The Supreme Court has consistently upheld the 14th Amendment to guarantee citizenship to children born in the United States, including an acknowledgment by no less than the late Justice Antonin Scalia in his dissent in a terrorism-related case involving an accused born in the U.S. to a Saudi working as a petroleum engineer. Anton twists the most germane, Wong Kim Ark (1898), to suit his purpose. Contra Anton, Wong Kim Ark did not involve the right of a child born to “legal residents,” since no such distinction applied at the time Wong’s parents arrived in 1870. Wong’s parents were laborers who had lived in the U.S. for three years at the time of his birth and later returned to China after the passage of the Chinese Exclusion Act.

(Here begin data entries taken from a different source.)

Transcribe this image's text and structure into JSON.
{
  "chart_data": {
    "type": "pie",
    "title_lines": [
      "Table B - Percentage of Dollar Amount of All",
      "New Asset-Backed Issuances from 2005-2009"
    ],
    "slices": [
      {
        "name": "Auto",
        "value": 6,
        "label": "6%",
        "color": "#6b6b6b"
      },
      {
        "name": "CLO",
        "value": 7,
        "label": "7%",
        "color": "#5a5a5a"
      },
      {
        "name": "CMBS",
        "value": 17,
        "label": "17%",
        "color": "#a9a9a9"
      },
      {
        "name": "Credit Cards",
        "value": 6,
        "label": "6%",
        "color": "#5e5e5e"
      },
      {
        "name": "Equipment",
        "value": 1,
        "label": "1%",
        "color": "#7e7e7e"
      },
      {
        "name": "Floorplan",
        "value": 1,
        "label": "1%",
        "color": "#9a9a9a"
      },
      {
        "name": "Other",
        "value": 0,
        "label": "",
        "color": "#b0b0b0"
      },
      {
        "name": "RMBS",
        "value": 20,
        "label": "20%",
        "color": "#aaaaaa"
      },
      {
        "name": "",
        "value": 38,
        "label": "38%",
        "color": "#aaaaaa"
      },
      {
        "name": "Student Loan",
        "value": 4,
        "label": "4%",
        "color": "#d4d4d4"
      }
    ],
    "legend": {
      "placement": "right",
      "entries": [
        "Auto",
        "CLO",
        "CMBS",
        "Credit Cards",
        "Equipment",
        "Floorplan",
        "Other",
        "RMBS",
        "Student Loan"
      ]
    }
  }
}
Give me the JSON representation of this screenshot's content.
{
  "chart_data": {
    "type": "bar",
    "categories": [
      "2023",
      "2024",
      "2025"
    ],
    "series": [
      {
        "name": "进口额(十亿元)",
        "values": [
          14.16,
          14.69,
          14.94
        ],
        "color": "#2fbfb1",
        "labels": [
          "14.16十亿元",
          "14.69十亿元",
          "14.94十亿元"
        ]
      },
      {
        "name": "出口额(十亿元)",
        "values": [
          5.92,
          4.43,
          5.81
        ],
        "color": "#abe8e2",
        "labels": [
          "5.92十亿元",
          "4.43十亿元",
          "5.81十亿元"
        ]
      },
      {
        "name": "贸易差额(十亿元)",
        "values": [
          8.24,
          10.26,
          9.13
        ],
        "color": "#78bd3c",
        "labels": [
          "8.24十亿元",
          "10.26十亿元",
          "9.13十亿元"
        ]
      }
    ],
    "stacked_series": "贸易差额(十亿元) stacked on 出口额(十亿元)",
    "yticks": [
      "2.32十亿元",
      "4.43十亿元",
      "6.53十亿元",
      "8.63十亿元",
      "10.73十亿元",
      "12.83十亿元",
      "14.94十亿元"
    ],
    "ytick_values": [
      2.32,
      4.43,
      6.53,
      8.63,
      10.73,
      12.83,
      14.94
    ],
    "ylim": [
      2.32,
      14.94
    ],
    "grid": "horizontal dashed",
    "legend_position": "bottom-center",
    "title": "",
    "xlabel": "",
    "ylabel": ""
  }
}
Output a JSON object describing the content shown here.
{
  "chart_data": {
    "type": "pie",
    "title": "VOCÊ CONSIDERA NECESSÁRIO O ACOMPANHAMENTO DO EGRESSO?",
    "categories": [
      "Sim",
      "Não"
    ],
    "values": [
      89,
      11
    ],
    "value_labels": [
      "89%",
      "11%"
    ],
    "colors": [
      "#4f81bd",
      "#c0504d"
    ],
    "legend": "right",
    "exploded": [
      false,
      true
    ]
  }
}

In Wong Kim Ark, the Court rejected the very arguments being advanced by Anton and other opponents of birthright citizenship, citing the clause of the 14th Amendment on jurisdiction that Anton misinterprets.

Anton’s assertion, shared by other opponents of the 14th Amendment, that Congress, through simple legislation, and the President, through executive order, can deny citizenship to millions of Americans is an astounding assault on the Constitution.